Lithograph map of Salem, Mass., 1854 by J. H. Colen after John William Hill (1812-1879). Published by the Smith Brothers, 59 Beekman Street, New York. Graphic Arts Collection, Firestone Library, Princeton University.
Yes, the people are still a bit stickish and it is certainly an idealistic impression, but the material world on display still draws you (at least me) in: 6 over 6 window panes, 8 over 8 window panes, dormers, chimneys, laundry on the line. This is a city that seems to be in transition in its orientation, from water to land, as a lot of effort seems to have been spent on those wide (clean! far more clean than they would have been in actuality) streets, home to a few stray carriages now but later to be clogged with cars. Hill’s depiction of Charleston from a few years earlier displays the alternate water-to-land perspective. Moving out of the realm of street view maps (but still encompassing people) is his beautiful watercolor of Boston Harbor, from the same era and the same collection at Princeton, and the stunning New York from Brooklyn Heights, which was issued in several variant genres in the middle of the nineteenth century.
John William Hill’s Charleston, 1851 (hand-colored lithograph, Historic Charleston Collection); Boston, 1853, Graphic Arts Collection, Princeton University, and New York from Brooklyn Heights, Carmen Thyssen-Bornemisza Collection on deposit at Museo Thyssen-Bornemisza. Aquatint with engraving and etching of the latter by William James Bennett, 1837, New York Public Library.
December 2nd, 2015 at 1:25 pm
These are as much works of art as they are maps. Consider the detail in the second image, which shows individual fence planks and clapboards. Amazing.

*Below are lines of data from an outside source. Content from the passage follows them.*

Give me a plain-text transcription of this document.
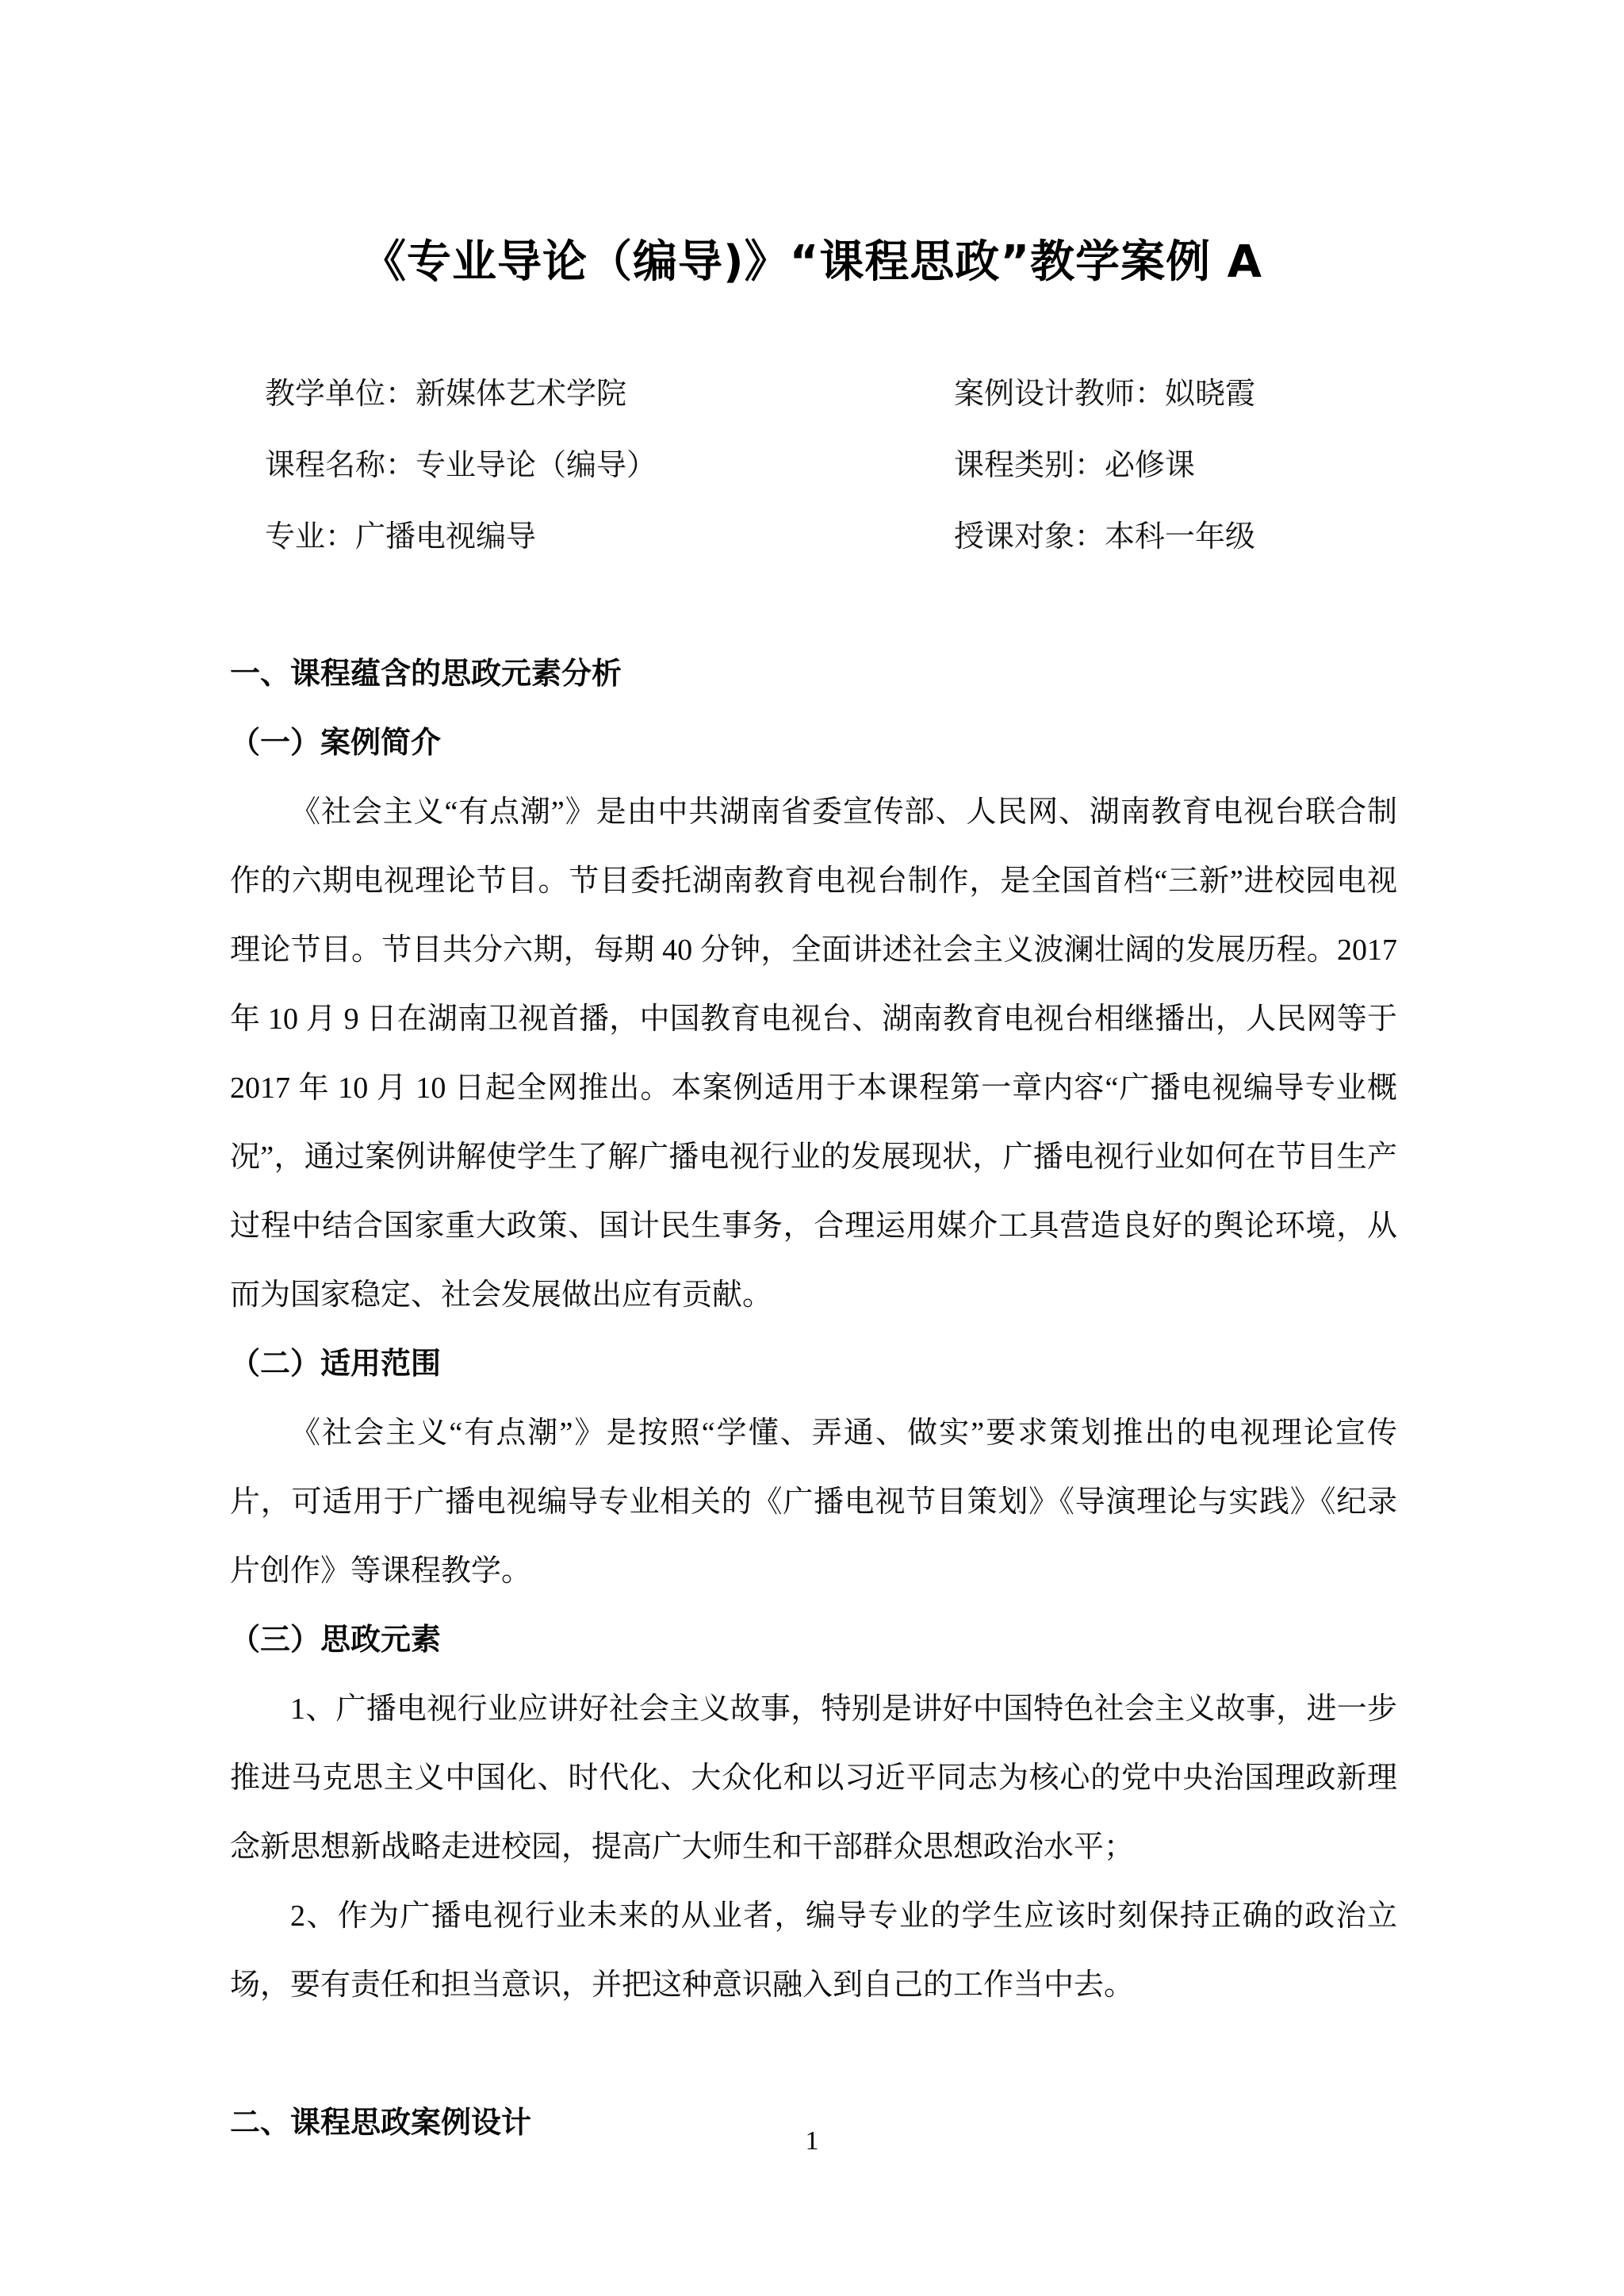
《专业导论（编导)》“课程思政”教学案例 A
教学单位：新媒体艺术学院	案例设计教师：姒晓霞
课程名称：专业导论（编导）	课程类别：必修课
专业：广播电视编导	授课对象：本科一年级
一、课程蕴含的思政元素分析
（一）案例简介

《社会主义“有点潮”》是由中共湖南省委宣传部、人民网、湖南教育电视台联合制作的六期电视理论节目。节目委托湖南教育电视台制作，是全国首档“三新”进校园电视理论节目。节目共分六期，每期 40 分钟，全面讲述社会主义波澜壮阔的发展历程。2017 年 10 月 9 日在湖南卫视首播，中国教育电视台、湖南教育电视台相继播出，人民网等于 2017 年 10 月 10 日起全网推出。本案例适用于本课程第一章内容“广播电视编导专业概况”，通过案例讲解使学生了解广播电视行业的发展现状，广播电视行业如何在节目生产过程中结合国家重大政策、国计民生事务，合理运用媒介工具营造良好的舆论环境，从而为国家稳定、社会发展做出应有贡献。

（二）适用范围

《社会主义“有点潮”》是按照“学懂、弄通、做实”要求策划推出的电视理论宣传片，可适用于广播电视编导专业相关的《广播电视节目策划》《导演理论与实践》《纪录片创作》等课程教学。

（三）思政元素

1、广播电视行业应讲好社会主义故事，特别是讲好中国特色社会主义故事，进一步推进马克思主义中国化、时代化、大众化和以习近平同志为核心的党中央治国理政新理念新思想新战略走进校园，提高广大师生和干部群众思想政治水平；

2、作为广播电视行业未来的从业者，编导专业的学生应该时刻保持正确的政治立场，要有责任和担当意识，并把这种意识融入到自己的工作当中去。

二、课程思政案例设计
1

December 2nd, 2015 at 6:08 pm
On a barely related point, have you ever glanced into Robert P. Emlen’s “Shaker Village Views,” which documents the maps the Shakers produced of their own villages?
December 2nd, 2015 at 9:08 pm
Gosh, no–I get so many great references from you, Brian!
December 9th, 2015 at 3:19 pm
Wow – I have this framed picture! I love it! I also have the King Penguin book of Scripts…hmmm, great minds??
December 9th, 2015 at 5:30 pm
Oh lucky you, Pam: that is one of my most sought-after volumes!!